Au niveau mondial, les profils de sauvignon les plus récents et les plus typés ont émergé, contre toute attente, dans la région de la Styrie du Sud, dans la partie méridionale de l’Autriche, il y a une dizaine d’années. Sous l’effet du climat frais, des coteaux alpins très abrupts et – sans doute – d’une touche de retenue typique de la culture autrichienne, la dimension plus sauvage du sauvignon a été domptée pour assumer une pureté et une austérité linéaires que l’on ne trouve nulle part ailleurs. Ce sauvignon-là ressemble plus à du riesling bien sec. Tout cela nous ramène au sauvignon slovène d’aujourd’hui. Partageant sa frontière nord avec la Styrie du Sud, la Slovénie est apte à élaborer du sauvignon autrichien, mais elle se démarque aussi par sa capacité à proposer une diversité de styles de type « Štajerska », métissé de nuances slaves plus chaleureuses, plus piquantes et plus passionnées.
Au cours de la dernière décennie, trois facteurs culturels ont donné un bon coup de pouce à la culture du sauvignon slovène.
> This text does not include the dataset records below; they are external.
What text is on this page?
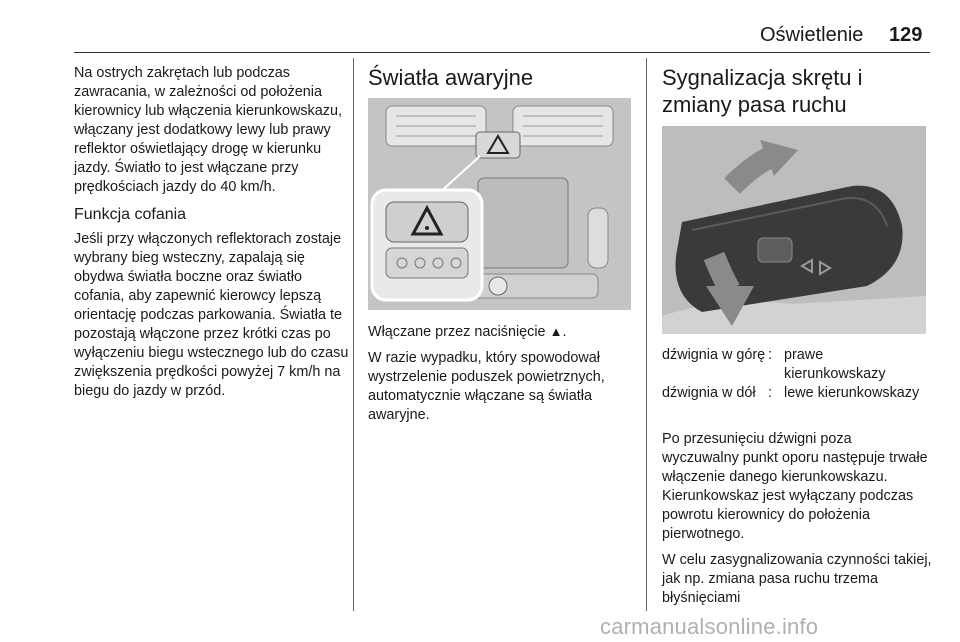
Oświetlenie 129

Na ostrych zakrętach lub podczas zawracania, w zależności od położenia kierownicy lub włączenia kierunkowskazu, włączany jest dodatkowy lewy lub prawy reflektor oświetlający drogę w kierunku jazdy. Światło to jest włączane przy prędkościach jazdy do 40 km/h.

Funkcja cofania

Jeśli przy włączonych reflektorach zostaje wybrany bieg wsteczny, zapalają się obydwa światła boczne oraz światło cofania, aby zapewnić kierowcy lepszą orientację podczas parkowania. Światła te pozostają włączone przez krótki czas po wyłączeniu biegu wstecznego lub do czasu zwiększenia prędkości powyżej 7 km/h na biegu do jazdy w przód.

Światła awaryjne

Włączane przez naciśnięcie ▲.

W razie wypadku, który spowodował wystrzelenie poduszek powietrznych, automatycznie włączane są światła awaryjne.

Sygnalizacja skrętu i zmiany pasa ruchu
dźwignia w górę : prawe kierunkowskazy
dźwignia w dół : lewe kierunkowskazy

Po przesunięciu dźwigni poza wyczuwalny punkt oporu następuje trwałe włączenie danego kierunkowskazu. Kierunkowskaz jest wyłączany podczas powrotu kierownicy do położenia pierwotnego.

W celu zasygnalizowania czynności takiej, jak np. zmiana pasa ruchu trzema błyśnięciami

carmanualsonline.info
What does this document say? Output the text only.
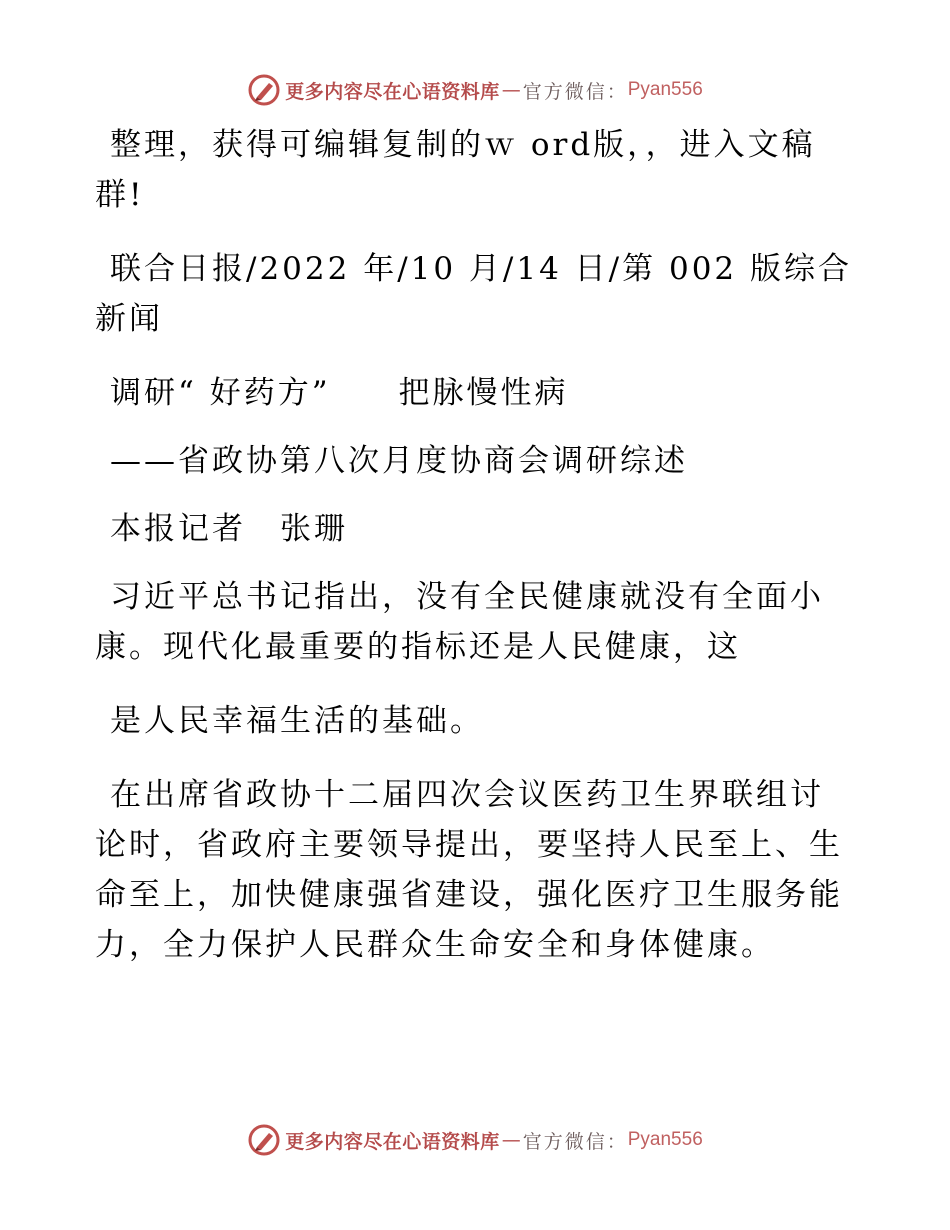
更多内容尽在心语资料库 — 官方微信： Pyan556

整理，获得可编辑复制的ｗ ord版，，进入文稿群!

联合日报/2022 年/10 月/14 日/第 002 版综合新闻

调研“ 好药方”　　把脉慢性病

——省政协第八次月度协商会调研综述

本报记者　张珊

习近平总书记指出，没有全民健康就没有全面小康。现代化最重要的指标还是人民健康，这

是人民幸福生活的基础。

在出席省政协十二届四次会议医药卫生界联组讨论时，省政府主要领导提出，要坚持人民至上、生命至上，加快健康强省建设，强化医疗卫生服务能力，全力保护人民群众生命安全和身体健康。

更多内容尽在心语资料库 — 官方微信： Pyan556
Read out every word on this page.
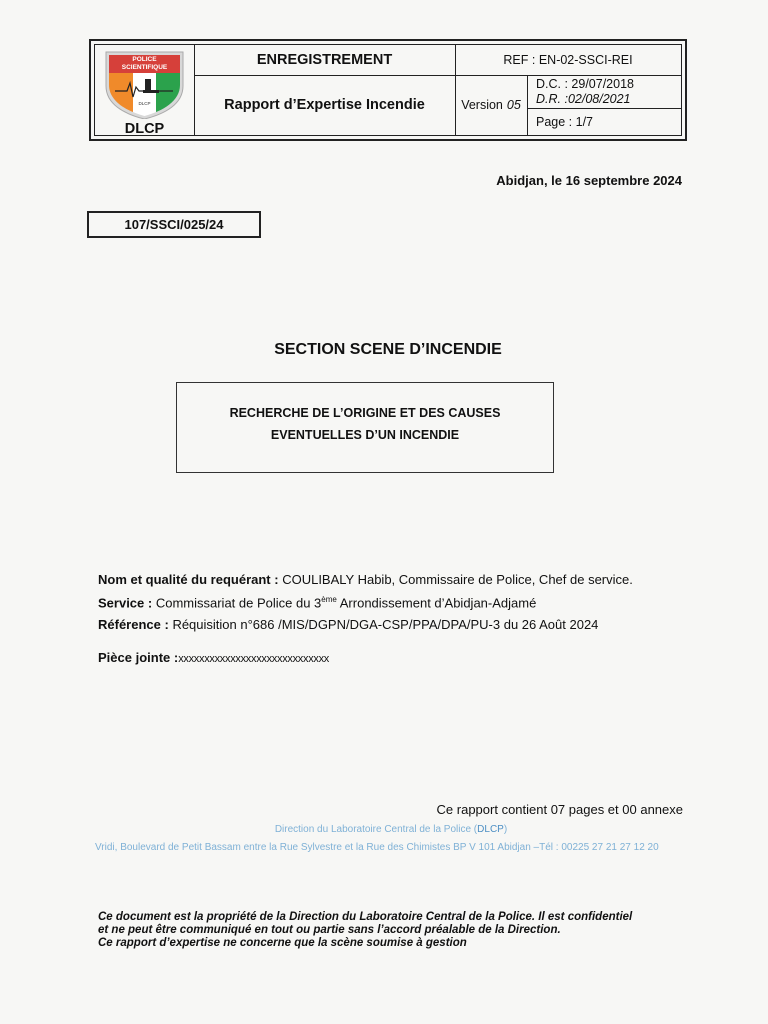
POLICE
SCIENTIFIQUE
DLCP
DLCP
ENREGISTREMENT
Rapport d’Expertise Incendie
REF : EN-02-SSCI-REI
Version 05
D.C. : 29/07/2018
D.R. :02/08/2021
Page : 1/7
Abidjan, le 16 septembre 2024
107/SSCI/025/24
SECTION SCENE D’INCENDIE
RECHERCHE DE L’ORIGINE ET DES CAUSES
EVENTUELLES D’UN INCENDIE
Nom et qualité du requérant : COULIBALY Habib, Commissaire de Police, Chef de service.
Service : Commissariat de Police du 3ème Arrondissement d’Abidjan-Adjamé
Référence : Réquisition n°686 /MIS/DGPN/DGA-CSP/PPA/DPA/PU-3 du 26 Août 2024
Pièce jointe :xxxxxxxxxxxxxxxxxxxxxxxxxxxxx
Ce rapport contient 07 pages et 00 annexe
Direction du Laboratoire Central de la Police (DLCP)
Vridi, Boulevard de Petit Bassam entre la Rue Sylvestre et la Rue des Chimistes BP V 101 Abidjan –Tél : 00225 27 21 27 12 20
Ce document est la propriété de la Direction du Laboratoire Central de la Police. Il est confidentiel
et ne peut être communiqué en tout ou partie sans l’accord préalable de la Direction.
Ce rapport d’expertise ne concerne que la scène soumise à gestion
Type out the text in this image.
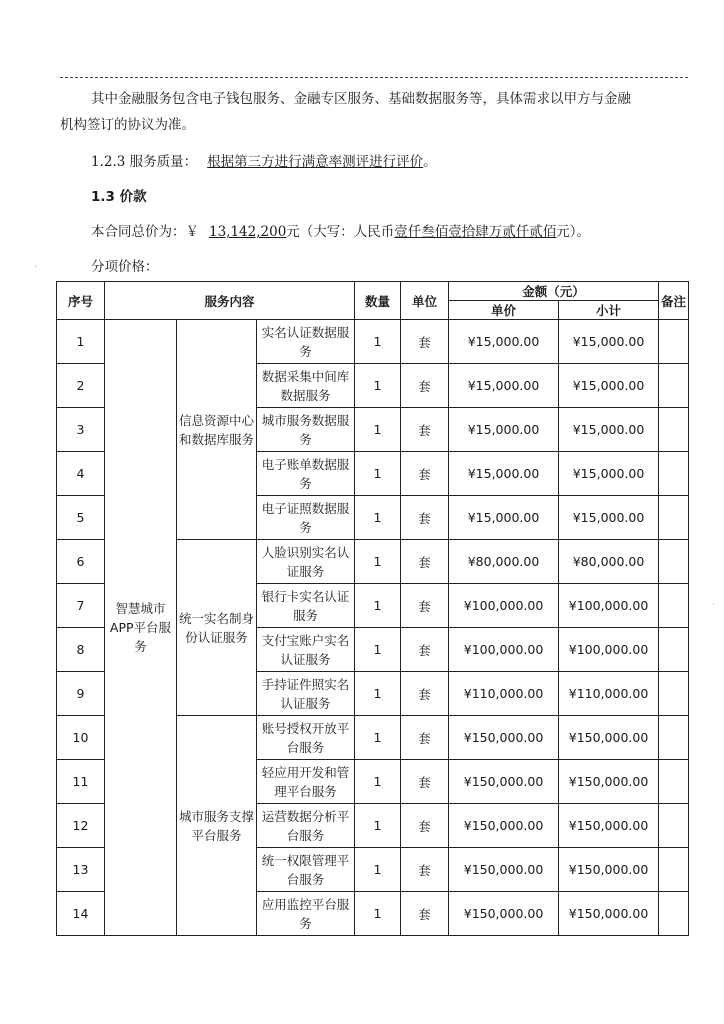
其中金融服务包含电子钱包服务、金融专区服务、基础数据服务等，具体需求以甲方与金融
机构签订的协议为准。
1.2.3 服务质量： 根据第三方进行满意率测评进行评价。
1.3 价款
本合同总价为：￥ 13,142,200元（大写：人民币壹仟叁佰壹拾肆万贰仟贰佰元）。
分项价格：
·
·
序号	服务内容			数量	单位	金额（元）		备注
						单价	小计	
1	智慧城市APP平台服务	信息资源中心和数据库服务	实名认证数据服务	1	套	¥15,000.00	¥15,000.00	
2			数据采集中间库数据服务	1	套	¥15,000.00	¥15,000.00	
3			城市服务数据服务	1	套	¥15,000.00	¥15,000.00	
4			电子账单数据服务	1	套	¥15,000.00	¥15,000.00	
5			电子证照数据服务	1	套	¥15,000.00	¥15,000.00	
6		统一实名制身份认证服务	人脸识别实名认证服务	1	套	¥80,000.00	¥80,000.00	
7			银行卡实名认证服务	1	套	¥100,000.00	¥100,000.00	
8			支付宝账户实名认证服务	1	套	¥100,000.00	¥100,000.00	
9			手持证件照实名认证服务	1	套	¥110,000.00	¥110,000.00	
10		城市服务支撑平台服务	账号授权开放平台服务	1	套	¥150,000.00	¥150,000.00	
11			轻应用开发和管理平台服务	1	套	¥150,000.00	¥150,000.00	
12			运营数据分析平台服务	1	套	¥150,000.00	¥150,000.00	
13			统一权限管理平台服务	1	套	¥150,000.00	¥150,000.00	
14			应用监控平台服务	1	套	¥150,000.00	¥150,000.00	
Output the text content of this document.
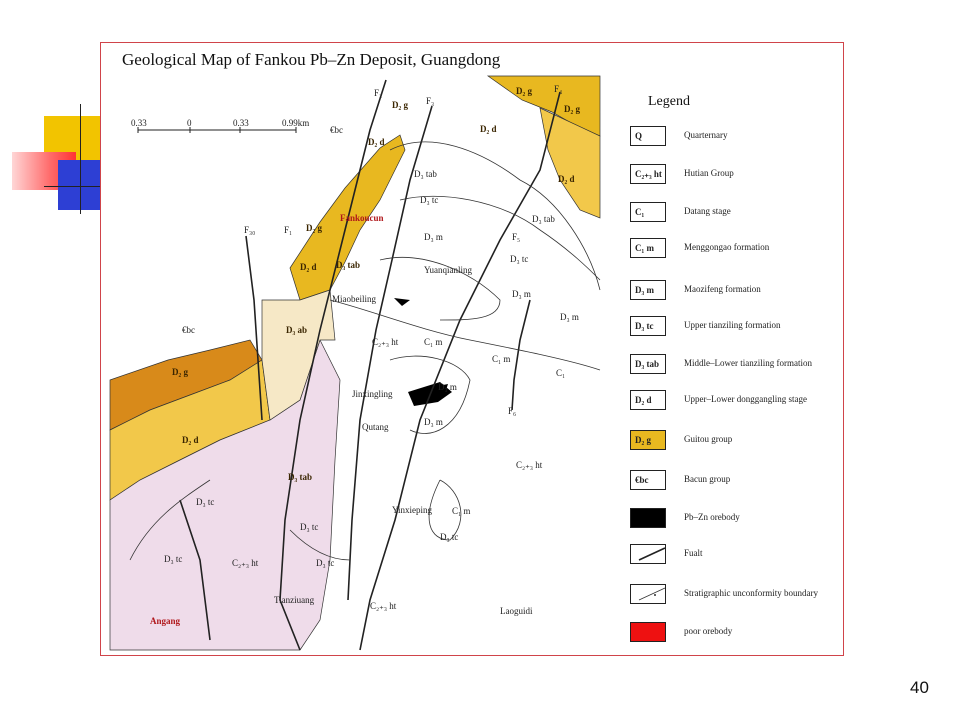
0.33	0	0.33	0.99km
Fankoucun
Yuanqianling
Miaobeiling
Jinxingling
Qutang
Yinxieping
Tianziuang
Laoguidi
Angang
F₂
F₃
F₄
F₅
F₆
F₁
F₃₀
D₂ g
D₂ g
D₂ g
D₂ g
D₂ g
D₂ d
D₂ d
D₂ d
D₂ d
D₂ d
D₃ tab
D₃ tab
D₃ tab
D₃ tab
D₃ tc
D₃ tc
D₃ tc
D₃ tc
D₃ tc
D₃ tc
D₃ tc
D₃ m
D₃ m
D₃ m
D₃ m
D₃ m
C₁ m
C₁ m
C₁ m
C₂₊₃ ht
C₂₊₃ ht
C₂₊₃ ht
C₂₊₃ ht
€bc
€bc	D₃ ab
C₁
Geological Map of Fankou Pb–Zn Deposit, Guangdong
Legend
Q	Quarternary
C₂₊₃ ht	Hutian Group
C₁	Datang stage
C₁ m	Menggongao formation
D₃ m	Maozifeng formation
D₃ tc	Upper tianziling formation
D₃ tab	Middle–Lower tianziling formation
D₂ d	Upper–Lower donggangling stage
D₂ g	Guitou group
€bc	Bacun group
Pb–Zn orebody
Fualt
Stratigraphic unconformity boundary
poor orebody
40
Tout d’abord, les Slovènes ont observé les efforts concertés de la Styrie voisine pour élaborer du sauvignon hautement qualitatif et se sont rendu compte qu’ils avaient le potentiel de réussir tout autant.
Deuxième étape importante : la conférence dédiée au sauvignon en 2014 à Zagreb, qui avait pour thème « Un cépage, trois pays, trois régions, un terroir ». Cette conférence s’est avérée déterminante pour rétablir les liens entre l’Autriche, la Slovénie et la Croatie, qui partagent le « terroir styrien » austro-hongrois.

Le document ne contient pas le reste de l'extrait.